Beurre BIO et beurre AOC, quelles différences ?

  • Le beurre bio est fabriqué avec du lait bio, donc provenant d’une vache nourrie au fourrage bio (95 % au minimum) et soignée par des méthodes naturelles (pas d’antibiotiques). Il affiche le label AB garantissant le respect du cahier des charges de l’Agriculture biologique.

  • Le beurre AOC est fabriqué selon un cahier des charges strict et à partir de laits issus d’un terroir délimité. Il existe deux AOC : Beurre Charentes-Poitou et Beurre d’Isigny.

 

Les autres matières grasses

Elles ressemblent au beurre mais n’en sont pas.

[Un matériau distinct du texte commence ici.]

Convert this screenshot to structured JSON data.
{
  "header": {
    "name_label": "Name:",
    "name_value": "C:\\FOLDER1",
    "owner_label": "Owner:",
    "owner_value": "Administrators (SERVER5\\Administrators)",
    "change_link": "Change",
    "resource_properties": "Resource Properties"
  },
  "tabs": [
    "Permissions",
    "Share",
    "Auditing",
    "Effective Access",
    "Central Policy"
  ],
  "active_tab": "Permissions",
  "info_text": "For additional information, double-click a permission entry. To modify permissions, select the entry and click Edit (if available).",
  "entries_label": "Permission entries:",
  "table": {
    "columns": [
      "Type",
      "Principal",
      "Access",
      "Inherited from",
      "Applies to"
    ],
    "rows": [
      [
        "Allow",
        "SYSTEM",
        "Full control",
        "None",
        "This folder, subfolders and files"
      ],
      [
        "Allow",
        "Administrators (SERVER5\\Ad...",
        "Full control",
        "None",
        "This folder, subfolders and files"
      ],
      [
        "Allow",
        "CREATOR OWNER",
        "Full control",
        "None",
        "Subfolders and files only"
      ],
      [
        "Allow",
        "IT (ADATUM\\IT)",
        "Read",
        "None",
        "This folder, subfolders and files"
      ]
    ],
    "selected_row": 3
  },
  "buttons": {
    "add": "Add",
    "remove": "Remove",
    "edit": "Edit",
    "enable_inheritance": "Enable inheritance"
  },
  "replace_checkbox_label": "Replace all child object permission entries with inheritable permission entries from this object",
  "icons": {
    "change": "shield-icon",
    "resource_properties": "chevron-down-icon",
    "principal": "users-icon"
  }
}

  • La margarine a été inventée par le pharmacien Hippolyte Mège-Mouriès en réponse à un concours lancé par Napoléon III qui souhaitait trouver un substitut au beurre, devenu trop cher. C’est une émulsion composée de 82 % de matières grasses d’origine végétale (huile de tournesol par exemple) ou animale (saindoux), 17 % d’eau et/ou de lait, d’émulsifiant comme la lécithine de soja, de conservateurs, de sel et, éventuellement, de sucres. Elle est riche en acides gras insaturés parmi lesquels les fameux Omega 3 qui ont un rôle de protection contre les maladies cardio-vasculaires. En revanche, elle ne contient pas de vitamine A indispensable à la vision et à la croissance de certains tissus comme la peau.

  • Les spécialités laitières tartinables allégées sont des matières grasses fabriquées à partir de la crème du lait fortement allégée. Elles ne contiennent plus que 20 à 41 % de matières grasses. Leur texture rappelle le beurre, mais vos papilles verront la différence. Et il faut savoir qu’elles ne supportent pas la cuisson.